At least Friedman is not in such denial as the Bush Administration, but still Friedman while acknowledging the peril believes that this issue can be kept isolated to a relatively small group of dissenters. The fact is that the entire of Iraq is so disgusted with American administration there that they are standing aside or actively helping the uprising as their way of showing a protest against our refusal to address their concerns and needs.

Bush does not have to admit tha he was wrong, except to himself. To fix this situation, he only needs to appoint and empower with authority the people with the experience and determination to get the job done. His failure to do so is crippling his leadership and on the verge of causing the biggest blowback in foreign policy bungles since the loss of Iran to the uprising against the Shah in the 70's. It may in fact be bigger than that even. The President doesn't have to be a specialist on everything. His judgement in empowering and delegating representatives to carry out and execute his policies well however is a crucial test and metric of his leadership.

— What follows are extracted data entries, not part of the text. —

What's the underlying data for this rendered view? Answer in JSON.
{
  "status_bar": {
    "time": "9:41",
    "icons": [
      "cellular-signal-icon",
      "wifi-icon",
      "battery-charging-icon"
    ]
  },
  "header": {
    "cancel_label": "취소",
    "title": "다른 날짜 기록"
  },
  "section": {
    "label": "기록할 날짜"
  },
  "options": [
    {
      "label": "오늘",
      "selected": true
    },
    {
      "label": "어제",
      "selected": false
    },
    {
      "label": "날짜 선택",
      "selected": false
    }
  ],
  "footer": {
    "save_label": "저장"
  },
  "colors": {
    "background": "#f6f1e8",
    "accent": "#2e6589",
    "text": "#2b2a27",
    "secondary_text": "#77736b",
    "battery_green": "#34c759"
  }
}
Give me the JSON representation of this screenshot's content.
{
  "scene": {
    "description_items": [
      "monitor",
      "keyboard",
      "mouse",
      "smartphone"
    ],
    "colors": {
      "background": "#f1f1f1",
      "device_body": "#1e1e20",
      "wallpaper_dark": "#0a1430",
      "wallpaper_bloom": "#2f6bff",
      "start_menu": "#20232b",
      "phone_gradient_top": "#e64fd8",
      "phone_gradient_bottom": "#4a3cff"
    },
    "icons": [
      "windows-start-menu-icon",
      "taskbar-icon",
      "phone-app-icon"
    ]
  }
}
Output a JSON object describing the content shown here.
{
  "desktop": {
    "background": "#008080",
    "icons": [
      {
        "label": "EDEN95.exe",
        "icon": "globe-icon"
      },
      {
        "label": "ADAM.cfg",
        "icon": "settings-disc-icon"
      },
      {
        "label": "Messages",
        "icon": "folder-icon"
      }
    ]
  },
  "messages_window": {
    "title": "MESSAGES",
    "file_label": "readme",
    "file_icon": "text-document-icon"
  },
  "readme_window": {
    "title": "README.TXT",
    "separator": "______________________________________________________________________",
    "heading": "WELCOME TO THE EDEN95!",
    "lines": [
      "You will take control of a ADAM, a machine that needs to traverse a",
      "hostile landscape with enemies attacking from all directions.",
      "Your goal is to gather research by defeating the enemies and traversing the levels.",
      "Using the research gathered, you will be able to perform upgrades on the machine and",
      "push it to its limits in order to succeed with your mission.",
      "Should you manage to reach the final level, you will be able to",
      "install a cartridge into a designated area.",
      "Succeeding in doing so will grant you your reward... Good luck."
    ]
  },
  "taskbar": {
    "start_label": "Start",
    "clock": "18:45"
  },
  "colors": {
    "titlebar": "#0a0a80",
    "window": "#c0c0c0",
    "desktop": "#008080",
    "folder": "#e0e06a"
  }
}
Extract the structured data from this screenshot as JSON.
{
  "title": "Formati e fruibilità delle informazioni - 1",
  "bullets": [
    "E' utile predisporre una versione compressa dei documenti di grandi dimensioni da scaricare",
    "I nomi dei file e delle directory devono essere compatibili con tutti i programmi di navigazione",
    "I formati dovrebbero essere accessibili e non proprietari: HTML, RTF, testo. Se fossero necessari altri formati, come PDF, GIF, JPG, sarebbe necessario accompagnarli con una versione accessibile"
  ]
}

Americans are not cowards. That is not the proper inference to be read from the dropping US support in the polls for continued deployment there. It is true though that Americans will refuse to pointlessly sacrifice lives if there is no real plan to turn things around. Why should American boys and girls die on foreign sands because some politician can't get his act together? Frankly, I can find nothing with that sentiment to disagree upon.

We should not abandon Iraq if nothing else to let the world know the taste of American resolve, but the President should be told that it is absolutely clear that past management practices will no longer suffice. They have to put someone in charge over there and give them the resources and leeway to do this right, or else it's all going to go down the drains.

Let us pray, and that is not a rhetorical request, for our Commander and Chief to come to his senses and send someone who knows what they are doing over there to take charge and bring this destructive conflict to an end.